Les chercheuses du FiBL ont synthétisé leur analyse autour d’une liste de huit questions portant en premier lieu sur la part et l’évolution des surfaces de promotion de la biodiversité (SPB) de qualité I, II et «réseau» (soit celles faisant partie d’un projet de mise en réseau établi pour huit ans et appuyé par les instances cantonales). Avec un premier résultat sans ambiguïté: comparées aux exploitations conventionnelles, les fermes Bourgeon comportent en moyenne deux fois plus de SPB; pour les SPB QII, la proportion est même de 13,7% contre 5,9%. «Les bios ont peut-être une vision plus holistique qui les porte à mieux apprécier les services rendus par les SPB, mais on ne s’attendait pas à un tel écart, relève Véronique Chevillat. Surtout au niveau qualitatif.»

Le potentiel des grandes cultures
Les SPB QII sont en légère hausse depuis cinq ans, mais pas suffisamment, ajoute la spécialiste. Et ni les exploitations bios ni les conventionnelles n’atteignent les objectifs environnementaux pour l’agriculture (OEA) définis par la Confédération et fixant pour 2024 un seuil de 16% de SPB correspondant à certaines exigences spécifiques (15,1% pour les bios, 7,1% pour les autres).

Le potentiel le plus important se situe dans les grandes cultures en zones de plaine ou de collines, très intensives et optimisées pour la mécanisation – où l’on a éliminé de nombreux obstacles à la production, haies ou ruisseaux. «Les remettre en place est difficile et la problématique est similaire pour le maraîchage, dit Véronique Chevillat.

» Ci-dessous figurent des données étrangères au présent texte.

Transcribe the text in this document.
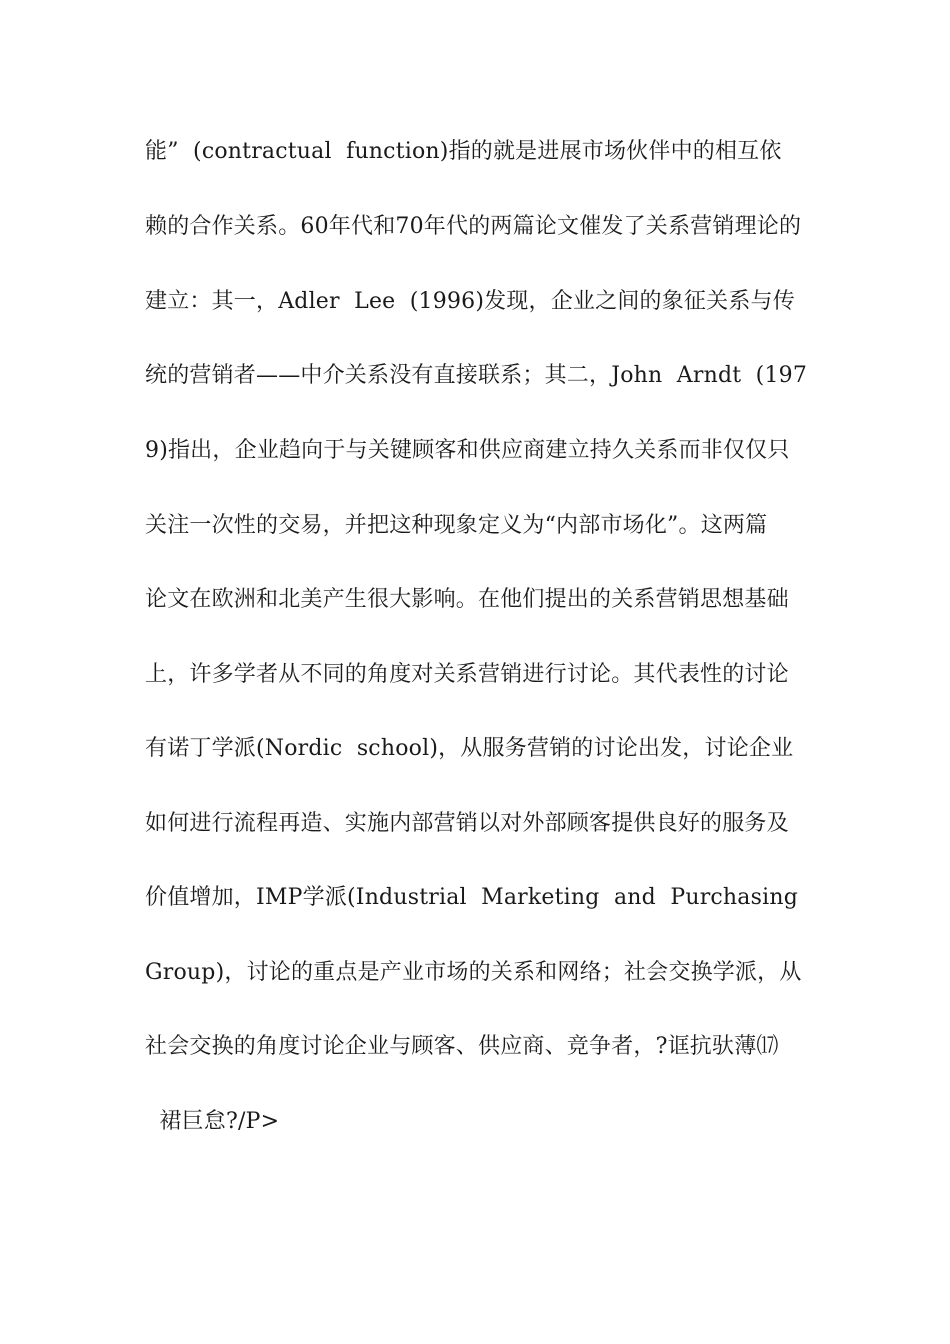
能”  (contractual  function)指的就是进展市场伙伴中的相互依
赖的合作关系。60年代和70年代的两篇论文催发了关系营销理论的
建立：其一，Adler  Lee  (1996)发现，企业之间的象征关系与传
统的营销者——中介关系没有直接联系；其二，John  Arndt  (197
9)指出，企业趋向于与关键顾客和供应商建立持久关系而非仅仅只
关注一次性的交易，并把这种现象定义为“内部市场化”。这两篇
论文在欧洲和北美产生很大影响。在他们提出的关系营销思想基础
上，许多学者从不同的角度对关系营销进行讨论。其代表性的讨论
有诺丁学派(Nordic  school)，从服务营销的讨论出发，讨论企业
如何进行流程再造、实施内部营销以对外部顾客提供良好的服务及
价值增加，IMP学派(Industrial  Marketing  and  Purchasing
Group)，讨论的重点是产业市场的关系和网络；社会交换学派，从
社会交换的角度讨论企业与顾客、供应商、竞争者，?诓抗驮薄⒄
裙巨怠?/P>
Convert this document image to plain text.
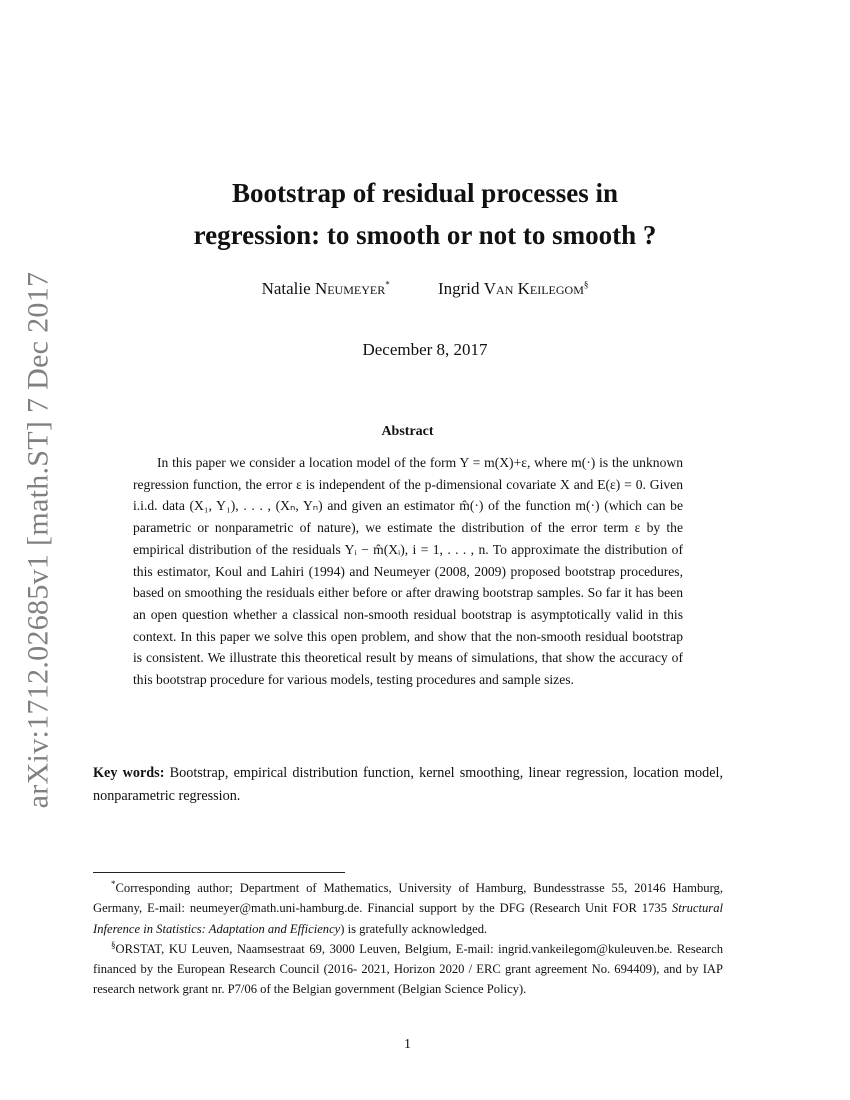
arXiv:1712.02685v1 [math.ST] 7 Dec 2017
Bootstrap of residual processes in
regression: to smooth or not to smooth ?
Natalie Neumeyer*	Ingrid Van Keilegom§
December 8, 2017
Abstract

In this paper we consider a location model of the form Y = m(X)+ε, where m(·) is the unknown regression function, the error ε is independent of the p-dimensional covariate X and E(ε) = 0. Given i.i.d. data (X₁, Y₁), . . . , (Xₙ, Yₙ) and given an estimator m̂(·) of the function m(·) (which can be parametric or nonparametric of nature), we estimate the distribution of the error term ε by the empirical distribution of the residuals Yᵢ − m̂(Xᵢ), i = 1, . . . , n. To approximate the distribution of this estimator, Koul and Lahiri (1994) and Neumeyer (2008, 2009) proposed bootstrap procedures, based on smoothing the residuals either before or after drawing bootstrap samples. So far it has been an open question whether a classical non-smooth residual bootstrap is asymptotically valid in this context. In this paper we solve this open problem, and show that the non-smooth residual bootstrap is consistent. We illustrate this theoretical result by means of simulations, that show the accuracy of this bootstrap procedure for various models, testing procedures and sample sizes.

Key words: Bootstrap, empirical distribution function, kernel smoothing, linear regression, location model, nonparametric regression.

*Corresponding author; Department of Mathematics, University of Hamburg, Bundesstrasse 55, 20146 Hamburg, Germany, E-mail: neumeyer@math.uni-hamburg.de. Financial support by the DFG (Research Unit FOR 1735 Structural Inference in Statistics: Adaptation and Efficiency) is gratefully acknowledged.

§ORSTAT, KU Leuven, Naamsestraat 69, 3000 Leuven, Belgium, E-mail: ingrid.vankeilegom@kuleuven.be. Research financed by the European Research Council (2016- 2021, Horizon 2020 / ERC grant agreement No. 694409), and by IAP research network grant nr. P7/06 of the Belgian government (Belgian Science Policy).

1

Pareil pour l’arboriculture, où il paraît plus simple de penser des structures compensatoires à l’extérieur des surfaces de production.» La viticulture, a contrario, présente un bilan meilleur dans l’ensemble, avec 63,1% des vignobles bios inscrits comme SPB QII. «La parcellisation propre à cette culture favorise naturellement les buissons, murs et haies propices à la biodiversité, à part dans les zones planes où l’on a facilité la mécanisation», observe la chercheuse.

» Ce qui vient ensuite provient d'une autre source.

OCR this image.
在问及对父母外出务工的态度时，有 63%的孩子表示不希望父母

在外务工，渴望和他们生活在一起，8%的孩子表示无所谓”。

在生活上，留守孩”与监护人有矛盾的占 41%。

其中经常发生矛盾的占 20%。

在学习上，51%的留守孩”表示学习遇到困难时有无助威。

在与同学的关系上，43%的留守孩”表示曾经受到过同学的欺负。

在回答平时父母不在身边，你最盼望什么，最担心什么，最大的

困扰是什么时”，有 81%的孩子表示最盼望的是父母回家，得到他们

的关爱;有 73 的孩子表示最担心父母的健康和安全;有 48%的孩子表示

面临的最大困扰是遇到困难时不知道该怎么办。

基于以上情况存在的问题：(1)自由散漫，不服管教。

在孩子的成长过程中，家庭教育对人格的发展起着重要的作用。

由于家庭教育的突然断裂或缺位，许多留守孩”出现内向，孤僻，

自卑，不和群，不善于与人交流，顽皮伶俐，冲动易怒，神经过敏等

Les résultats de l’analyse de la mise en place des SPB se reflètent dans celle des dispositions contenues dans le catalogue de Bio Suisse. Pour rappel, les nouvelles mesures introduites en 2015 se composent d’une partie obligatoire et d’une série de 62 initiatives facultatives, dont 12 au minimum doivent être mises en œuvre. «Avec une moyenne de 23,5 mesures, les exploitations bios dépassent largement ce quota! Mais la marge d’amélioration reste considérable.»

Formation à adapter
Véronique Chevillat pointe d’abord le fait qu’une très grande majorité des exploitations Bio Bourgeon ont un pourcentage de surfaces de promotion de la biodiversité élevé dans la surface agricole utile, ainsi qu’un bon taux de SPB QII, remplissant ainsi «facilement» le seuil de 12 mesures – ce qui n’encourage pas un engagement plus affirmé. Les SPB de haute valeur, d’ailleurs, devraient être davantage prises en compte dans ce catalogue, souligne-t-elle. Surtout, certaines mesures sont doublement récompensées. «C’est le cas des haies de qualité II, des SPB des champs ou des anciennes variétés fruitières, mais aussi des intervalles de temps à respecter pour faucher ou écraser des surfaces viticoles enherbées.»
L’étude recommande donc d’adapter le catalogue de Bio Suisse en rendant la définition de certaines mesures plus stricte, en supprimant celles qui sont redondantes, en donnant moins de poids à celles qui sont faciles à atteindre, et en introduisant de nouvelles dispositions lorsqu’elles ont montré leur efficacité dans la pratique.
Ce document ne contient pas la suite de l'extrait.